June 4, 2025 | Sarah Fiddes

There are only a handful of decisions that interpret the new statutory carriage test under the Class Proceedings Act, 1992 (“CPA”).[1] In the recent case Parkin v. The Toronto-Dominion Bank, 2025 ONSC 1201, the Ontario Superior Court of Justice granted carriage of a proposed securities class action against TD Bank to Parkin et al v. Toronto-Dominion Bank et al (the “Parkin Action”). No prior carriage decisions under the amended CPA have considered fee-splitting arrangements between Canadian and US counsel.

Justice Leiper determined that the Parkin Action was superior as it avoided two impediments to leave and/or certification that were present in one or both of the two competing actions.
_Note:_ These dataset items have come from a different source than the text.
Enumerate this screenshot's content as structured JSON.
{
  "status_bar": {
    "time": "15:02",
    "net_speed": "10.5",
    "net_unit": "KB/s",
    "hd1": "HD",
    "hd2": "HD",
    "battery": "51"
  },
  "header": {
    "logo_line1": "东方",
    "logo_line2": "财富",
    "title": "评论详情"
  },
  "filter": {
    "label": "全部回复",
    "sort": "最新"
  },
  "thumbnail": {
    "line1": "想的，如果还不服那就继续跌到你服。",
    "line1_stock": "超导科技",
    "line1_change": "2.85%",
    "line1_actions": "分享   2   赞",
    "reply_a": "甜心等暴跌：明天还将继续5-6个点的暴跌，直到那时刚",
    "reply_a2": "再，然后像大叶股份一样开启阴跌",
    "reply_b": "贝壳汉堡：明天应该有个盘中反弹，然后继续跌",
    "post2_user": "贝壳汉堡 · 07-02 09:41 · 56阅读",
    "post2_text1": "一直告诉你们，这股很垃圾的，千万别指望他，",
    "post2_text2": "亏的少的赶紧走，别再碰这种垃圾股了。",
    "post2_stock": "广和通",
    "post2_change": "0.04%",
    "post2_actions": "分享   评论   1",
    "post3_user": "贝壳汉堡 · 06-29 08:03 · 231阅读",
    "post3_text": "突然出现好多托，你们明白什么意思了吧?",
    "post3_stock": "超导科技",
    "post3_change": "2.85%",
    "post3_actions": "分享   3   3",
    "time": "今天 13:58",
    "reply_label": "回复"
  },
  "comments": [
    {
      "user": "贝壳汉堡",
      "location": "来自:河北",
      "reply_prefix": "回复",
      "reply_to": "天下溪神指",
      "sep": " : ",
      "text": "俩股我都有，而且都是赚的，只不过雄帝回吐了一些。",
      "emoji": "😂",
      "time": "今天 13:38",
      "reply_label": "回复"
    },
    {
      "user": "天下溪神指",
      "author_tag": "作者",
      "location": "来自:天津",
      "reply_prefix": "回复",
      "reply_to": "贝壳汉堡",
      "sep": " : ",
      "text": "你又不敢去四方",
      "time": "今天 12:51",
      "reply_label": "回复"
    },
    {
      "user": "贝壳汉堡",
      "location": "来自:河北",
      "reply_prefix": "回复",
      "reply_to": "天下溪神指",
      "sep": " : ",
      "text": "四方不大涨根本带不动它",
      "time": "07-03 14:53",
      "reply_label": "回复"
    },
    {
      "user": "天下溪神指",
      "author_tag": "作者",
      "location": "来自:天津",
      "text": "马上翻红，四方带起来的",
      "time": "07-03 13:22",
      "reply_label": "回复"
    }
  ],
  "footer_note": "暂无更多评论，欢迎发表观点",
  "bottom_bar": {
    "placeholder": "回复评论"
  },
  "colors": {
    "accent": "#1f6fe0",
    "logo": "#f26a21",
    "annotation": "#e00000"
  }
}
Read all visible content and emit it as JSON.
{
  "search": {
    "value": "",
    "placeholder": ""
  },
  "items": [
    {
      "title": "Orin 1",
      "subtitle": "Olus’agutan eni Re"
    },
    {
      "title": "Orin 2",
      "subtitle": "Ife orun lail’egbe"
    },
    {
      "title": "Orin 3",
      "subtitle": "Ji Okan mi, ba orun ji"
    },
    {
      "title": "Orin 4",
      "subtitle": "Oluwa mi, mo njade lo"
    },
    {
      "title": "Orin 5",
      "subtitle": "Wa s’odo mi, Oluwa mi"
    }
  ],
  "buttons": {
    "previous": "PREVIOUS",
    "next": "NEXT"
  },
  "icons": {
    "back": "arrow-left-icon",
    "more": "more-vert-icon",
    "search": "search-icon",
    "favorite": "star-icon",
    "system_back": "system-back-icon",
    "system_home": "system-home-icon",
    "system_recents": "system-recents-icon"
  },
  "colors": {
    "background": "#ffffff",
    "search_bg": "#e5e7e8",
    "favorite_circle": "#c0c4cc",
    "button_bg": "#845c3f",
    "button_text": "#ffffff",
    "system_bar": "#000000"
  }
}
The Parkin Action avoided potential concerns relating to contingency fee-splitting with a US firm that the court found may be contrary to the Rules of Professional Conduct (the “Rules”), and unlike a competing action, Gazarek et al v. Toronto-Dominion Bank et al (the “Gazarek Action”) the Parkin Action did not plead fraudulent concealment, which Justice Leiper determined would be a novel attempt to toll the three-year limitation period applicable to class members’ statutory claims.  

The decision in Parkin underscores the importance of ensuring that any contingency-fee splitting agreements entered into by Plaintiffs’ counsel comply with the Rules. While fees and funding arrangements are subject to court approval, the Parkin decision is a reminder that such agreements may also be considered by the court on a carriage motion.